With disembodied, gloomy plucked guitar strings rendered in startling acoustic detail and textured and expansive chords, Tide Turns Eternal oscillates between loud and soft, eerie and aggressive. That much isn’t particularly novel, as such contrasting elements have almost felt arbitrary to doom and death metal’s continued growth and reach. Yet, DeTore and Vella find within this structure an attempt to craft a heightened fidelity. Using the aesthetic contours of album opener “Entrance,” a softer affair, the duo use its established chords and harmonies as a patina that covers the rest of the album, a thesis that is carried across depressive lows and glittering highs. This refrain provides a signal-like clarity of when a shift is about to occur.
There’s an impressive layering of vocals throughout the album, forlorn screams on top of guttural growls and sneering chops from the throat glide over watery guitars building bridges to the next progressive leaning percussive sequence.
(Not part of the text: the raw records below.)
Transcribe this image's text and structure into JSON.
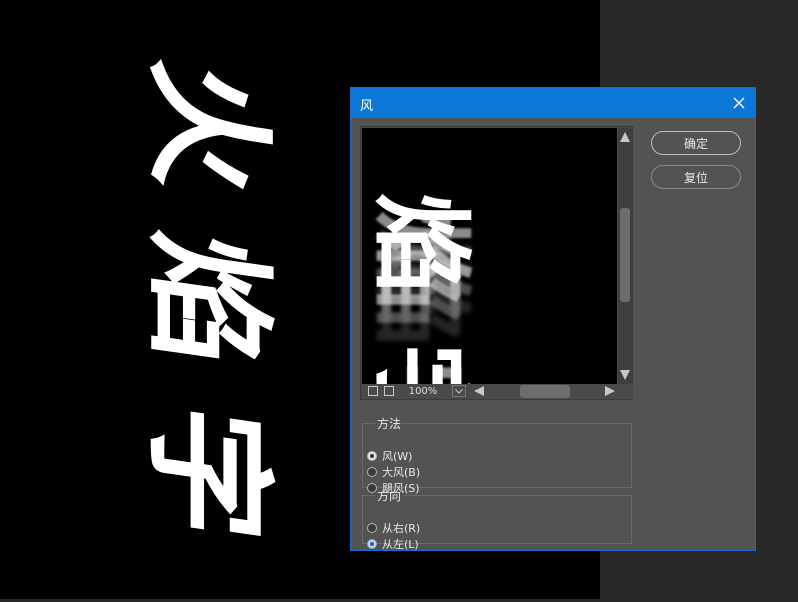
{
  "canvas": {
    "text_chars": [
      "火",
      "焰",
      "字"
    ]
  },
  "dialog": {
    "title": "风",
    "close_icon": "close-icon",
    "buttons": {
      "ok_label": "确定",
      "reset_label": "复位"
    },
    "preview": {
      "text_chars": [
        "焰",
        "字"
      ],
      "zoom": "100%"
    },
    "method": {
      "legend": "方法",
      "options": [
        "风(W)",
        "大风(B)",
        "飓风(S)"
      ],
      "selected": "风(W)"
    },
    "direction": {
      "legend": "方向",
      "options": [
        "从右(R)",
        "从左(L)"
      ],
      "selected": "从左(L)"
    }
  },
  "colors": {
    "titlebar": "#0b78d7",
    "dialog_bg": "#535353",
    "canvas_bg": "#000000",
    "workspace_bg": "#282828"
  }
}
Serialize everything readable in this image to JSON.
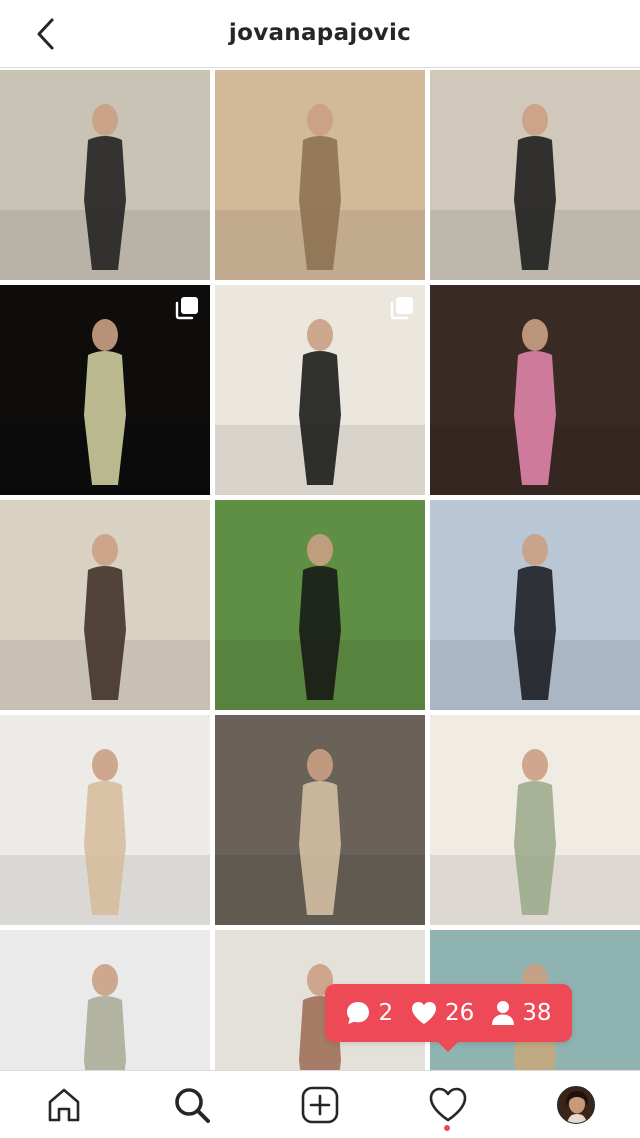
{
  "header": {
    "title": "jovanapajovic",
    "back_icon": "chevron-left-icon"
  },
  "grid": {
    "posts": [
      {
        "name": "post-staircase-black-skirt",
        "bg": "#c9c3b6",
        "accent": "#1a1a1a",
        "multi": false
      },
      {
        "name": "post-pool-interior",
        "bg": "#d2b99a",
        "accent": "#8a6e50",
        "multi": false
      },
      {
        "name": "post-staircase-black-dress",
        "bg": "#cfc8bb",
        "accent": "#151515",
        "multi": false
      },
      {
        "name": "post-cocktail-glasses",
        "bg": "#0e0d0c",
        "accent": "#d8d8a8",
        "multi": true
      },
      {
        "name": "post-black-cutout-dress",
        "bg": "#ebe6de",
        "accent": "#111111",
        "multi": true
      },
      {
        "name": "post-pink-top-graffiti",
        "bg": "#3a2a24",
        "accent": "#e98ab0",
        "multi": false
      },
      {
        "name": "post-bathroom-mirror",
        "bg": "#d9d1c2",
        "accent": "#3a2a20",
        "multi": false
      },
      {
        "name": "post-park-black-jumpsuit",
        "bg": "#5f8f44",
        "accent": "#141414",
        "multi": false
      },
      {
        "name": "post-harbour-black-pants",
        "bg": "#b9c6d4",
        "accent": "#15171c",
        "multi": false
      },
      {
        "name": "post-beige-top-seated",
        "bg": "#ecebe8",
        "accent": "#d6bb9a",
        "multi": false
      },
      {
        "name": "post-denim-skirt",
        "bg": "#6a6258",
        "accent": "#d9c4a8",
        "multi": false
      },
      {
        "name": "post-beach-green-bikini",
        "bg": "#f0ece4",
        "accent": "#9aa88a",
        "multi": false
      },
      {
        "name": "post-beach-striped-bikini",
        "bg": "#eaeaea",
        "accent": "#a8aa94",
        "multi": false
      },
      {
        "name": "post-brown-dress-stairs",
        "bg": "#e4e0da",
        "accent": "#9c6a52",
        "multi": false
      },
      {
        "name": "post-sea-view-wine",
        "bg": "#8fb3b0",
        "accent": "#c9a87c",
        "multi": false
      }
    ]
  },
  "activity": {
    "comments_count": "2",
    "likes_count": "26",
    "followers_count": "38",
    "comment_icon": "comment-bubble-icon",
    "like_icon": "heart-icon",
    "follower_icon": "person-icon",
    "color": "#ed4956"
  },
  "tabbar": {
    "tabs": [
      {
        "name": "tab-home",
        "icon": "home-icon"
      },
      {
        "name": "tab-search",
        "icon": "search-icon"
      },
      {
        "name": "tab-new-post",
        "icon": "plus-square-icon"
      },
      {
        "name": "tab-activity",
        "icon": "heart-icon"
      },
      {
        "name": "tab-profile",
        "icon": "avatar"
      }
    ]
  }
}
There’s an equal amount of attention paid to the low end, such as the nausea-inducing bass on “In Cipher I Weep,” tuned to the lowest signature possible to make every guitar sound that much higher. It’s doom and sludge 101, but done with reverence. True to the track’s title, an eventually depressive swing takes its soaring highs down into abyssal, bleak lows, letting only a whispering guitar sound out.
It’s this push and pull that finds the band undulating with ease, from marching double-bass hits to slaughtering guitars, and gut-wrenching synths. Components that are welcomed in their subversion when tracks like “The Needful” manage to squeeze in some eccentric pedal choices, delayed effects, or just perfectly poised snarls while never abandoning its core melody. The album’s core focus seems to rest on the actual track “Dream Unending” which features a breadth of musicality, from chugging guitars to deft and nimble, twinkling or fluid harmonies, a stupendous double-bass stretch serving as a percussive adornment to the masterful guitar work. All the while never overindulging, providing just enough space for the maestros to focus their techniques.
Dream Unending submerge listeners in a seemingly effortless debut that showcases the duo’s strengths in both composition and atmosphere. Their creative bond is a potent one, with results that are as seismic as they are dreamy. Tide Turns Eternal is a wonder of dynamics and flexibility, tracing acoustic lineages from both artists to a single converging point.